Q: Do you have a new bit that the audience really likes?
A: I have a music bit that’s going over well.
Q: Any mention of Whitney Houston?
A: No, I’m very sad about Whitney Houston.
Q: Do you have a line that you won’t cross?
A: Well, I wouldn’t do that. I wouldn’t talk about nobody that just passed away like that. There’s certain places I won’t go – but in time, with comedy, time heals all wounds and eventually one day they’ll all be ripe.
Q: You know what Gilbert Gottfried said about the old saying: tragedy plus time equals comedy? He said, “Why wait?”
A: VOICE OF GILBERT GOTTFRIED: And that’s how you get fired from the Aflac commercials! … That’s what happens when you don’t wait.
Q: What’s the difference between kids today and when you were a kid?

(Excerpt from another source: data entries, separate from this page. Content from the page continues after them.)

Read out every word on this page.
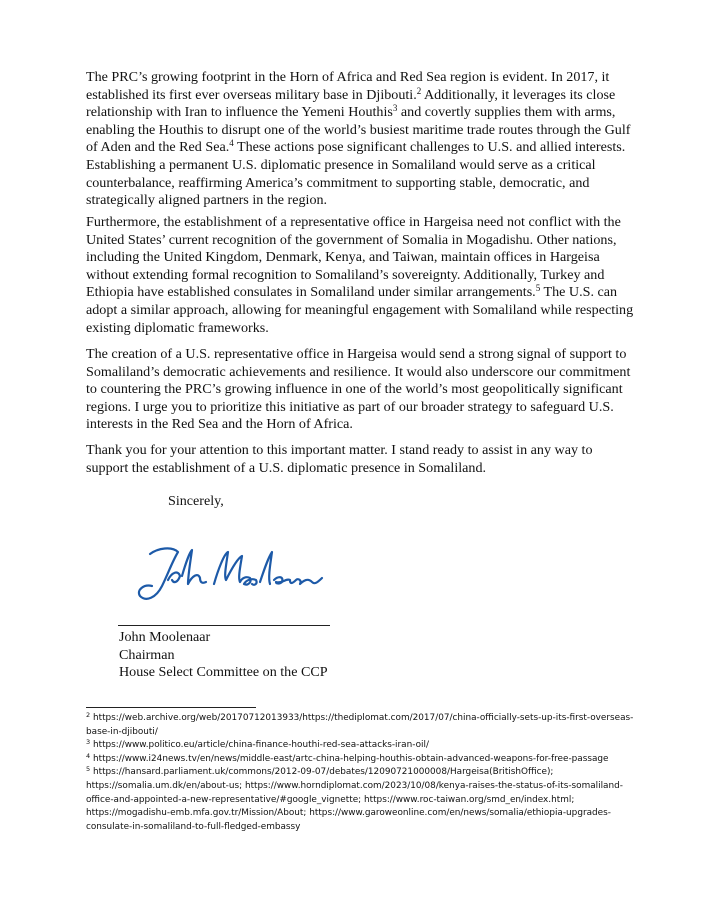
The PRC’s growing footprint in the Horn of Africa and Red Sea region is evident. In 2017, it
established its first ever overseas military base in Djibouti.$^2$ Additionally, it leverages its close
relationship with Iran to influence the Yemeni Houthis$^3$ and covertly supplies them with arms,
enabling the Houthis to disrupt one of the world’s busiest maritime trade routes through the Gulf
of Aden and the Red Sea.$^4$ These actions pose significant challenges to U.S. and allied interests.
Establishing a permanent U.S. diplomatic presence in Somaliland would serve as a critical
counterbalance, reaffirming America’s commitment to supporting stable, democratic, and
strategically aligned partners in the region.

Furthermore, the establishment of a representative office in Hargeisa need not conflict with the
United States’ current recognition of the government of Somalia in Mogadishu. Other nations,
including the United Kingdom, Denmark, Kenya, and Taiwan, maintain offices in Hargeisa
without extending formal recognition to Somaliland’s sovereignty. Additionally, Turkey and
Ethiopia have established consulates in Somaliland under similar arrangements.$^5$ The U.S. can
adopt a similar approach, allowing for meaningful engagement with Somaliland while respecting
existing diplomatic frameworks.

The creation of a U.S. representative office in Hargeisa would send a strong signal of support to
Somaliland’s democratic achievements and resilience. It would also underscore our commitment
to countering the PRC’s growing influence in one of the world’s most geopolitically significant
regions. I urge you to prioritize this initiative as part of our broader strategy to safeguard U.S.
interests in the Red Sea and the Horn of Africa.

Thank you for your attention to this important matter. I stand ready to assist in any way to
support the establishment of a U.S. diplomatic presence in Somaliland.

Sincerely,
John Moolenaar
Chairman
House Select Committee on the CCP
$^2$ https://web.archive.org/web/20170712013933/https://thediplomat.com/2017/07/china-officially-sets-up-its-first-overseas-
base-in-djibouti/
$^3$ https://www.politico.eu/article/china-finance-houthi-red-sea-attacks-iran-oil/
$^4$ https://www.i24news.tv/en/news/middle-east/artc-china-helping-houthis-obtain-advanced-weapons-for-free-passage
$^5$ https://hansard.parliament.uk/commons/2012-09-07/debates/12090721000008/Hargeisa(BritishOffice);
https://somalia.um.dk/en/about-us; https://www.horndiplomat.com/2023/10/08/kenya-raises-the-status-of-its-somaliland-
office-and-appointed-a-new-representative/#google_vignette; https://www.roc-taiwan.org/smd_en/index.html;
https://mogadishu-emb.mfa.gov.tr/Mission/About; https://www.garoweonline.com/en/news/somalia/ethiopia-upgrades-
consulate-in-somaliland-to-full-fledged-embassy
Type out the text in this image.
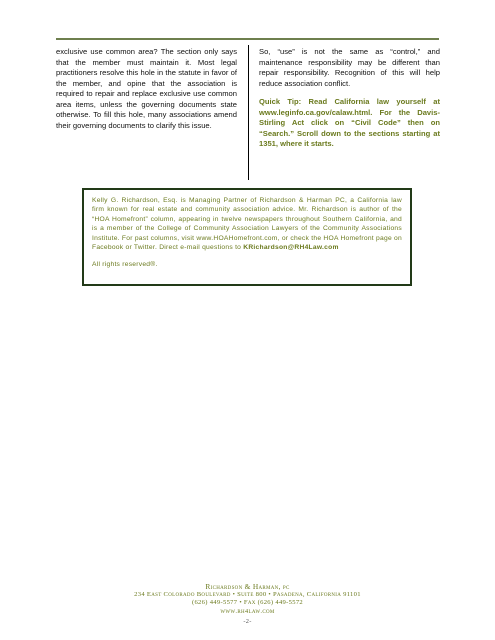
exclusive use common area? The section only says that the member must maintain it. Most legal practitioners resolve this hole in the statute in favor of the member, and opine that the association is required to repair and replace exclusive use common area items, unless the governing documents state otherwise. To fill this hole, many associations amend their governing documents to clarify this issue.

So, “use” is not the same as “control,” and maintenance responsibility may be different than repair responsibility. Recognition of this will help reduce association conflict.

Quick Tip: Read California law yourself at www.leginfo.ca.gov/calaw.html. For the Davis-Stirling Act click on “Civil Code” then on “Search.” Scroll down to the sections starting at 1351, where it starts.

Kelly G. Richardson, Esq. is Managing Partner of Richardson & Harman PC, a California law firm known for real estate and community association advice. Mr. Richardson is author of the “HOA Homefront” column, appearing in twelve newspapers throughout Southern California, and is a member of the College of Community Association Lawyers of the Community Associations Institute. For past columns, visit www.HOAHomefront.com, or check the HOA Homefront page on Facebook or Twitter. Direct e-mail questions to KRichardson@RH4Law.com

All rights reserved®.

Richardson & Harman, pc
234 East Colorado Boulevard • Suite 800 • Pasadena, California 91101
(626) 449-5577 • Fax (626) 449-5572
www.rh4law.com
-2-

A: These kids today are lazier. We used to have to work to get stuff. These kids can just steal the stuff they want off the Internet.
Q: Do you think you have to be a pessimist to be a good comedian?
A: If you want to be a funny one, I think so. I don’t know many positive comedians who are funny.
Q: How do you explain the fact that so many of you Wayans Brothers went into show business?
A: It’s the only place that would hire us … I’m not sure why. A lot of it had to do with our upbringing, growing up poor in New York City and wanting to get the hell out of there. We used to have to be creative because we didn’t have a lot of the stuff other kids had – so we used humour.